Je touche dans le mille en expliquant, dans ce cadre particulier, la psychogénéalogie : comment la transmission d’un traumatisme hérité d’un parent ou d’un ancêtre peut imprimer une direction inconsciente à une existence. Comment Moshé Brand dit « Mike Brant » y a laissé sa peau. Comment Anne Ancelin-Schützenberger a mis au point sa théorie (Aïe, mes aïeux ! Liens transgénérationnels, secrets de famille, syndrome d’anniversaire, transmission des traumatismes et pratique du génosociogramme, 1998, Desclée de Brouwer), comment le « syndrome d’anniversaire » peut affecter une lointaine descendante d’un soldat gazé de la Première Guerre. Comment la « loyauté familiale invisible » de John-John Junior a autorisé l’héritier Kennedy à piloter un avion dans les pires conditions possibles. Comment j’ai fait de cette discipline thérapeutique, grille de lecture d’un destin, un documentaire pour France 2 en 2008. Silence profond dans la bibliothèque du centre de détention…

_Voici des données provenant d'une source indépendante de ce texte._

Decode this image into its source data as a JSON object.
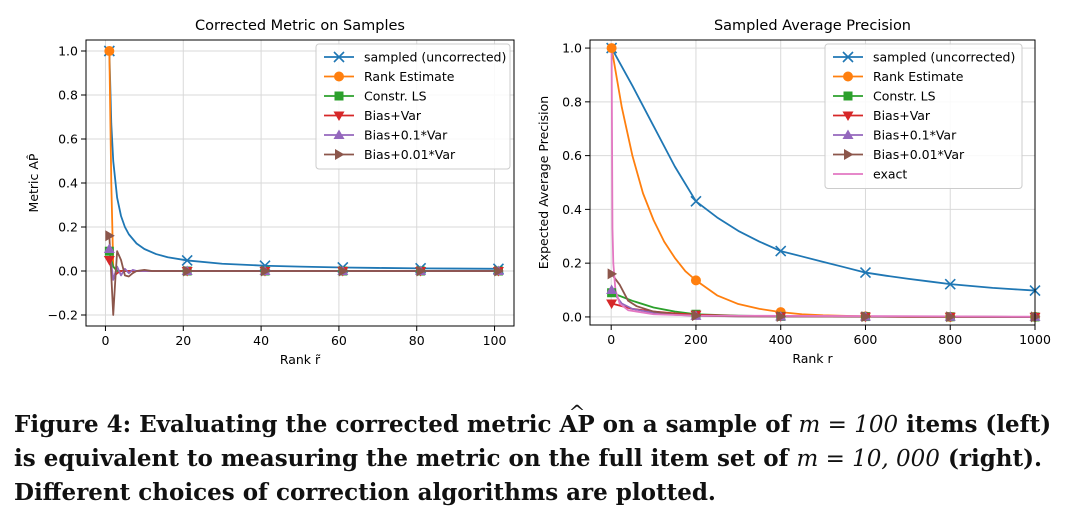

Un jeune homme écarquille les yeux, prend des détours pour évoquer l’image d’un parent et des possibles conséquences sur son destin : « Mais c’est pas bon si ça sert qu’à accuser quelqu’un de sa famille d’être responsables de nos conneries ?! » – « En effet, c’est pas le but, il s’agit simplement de déposer les valises qui ne nous appartiennent pas, de nous rendre libres; la malédiction n’existe pas; si l’on comprend que certaines idées, certaines angoisses sont projetées sur nous et qu’elles ne n’ont rien à voir avec nous; quand on comprend tout ça, alors on peut pardonner à l’autre, à soi-même, et commencer à faire ses propres choix dans la vie. » Un second me dit : « Moi, j’ai appris que j’avais un oncle terroriste à l’ETA le jour où je suis passé devant le juge, mon père ne m’avait jamais parlé de ce frère qui a fait le choix de la violence… » Ce même détenu me confiera être là pour des faits de violence, comme cet oncle caché : « Y’a-t-il un rapport avec moi ? » Ce n’est certainement pas à moi de lui répondre… Mais je vois que toute une réflexion s’est mise en marche.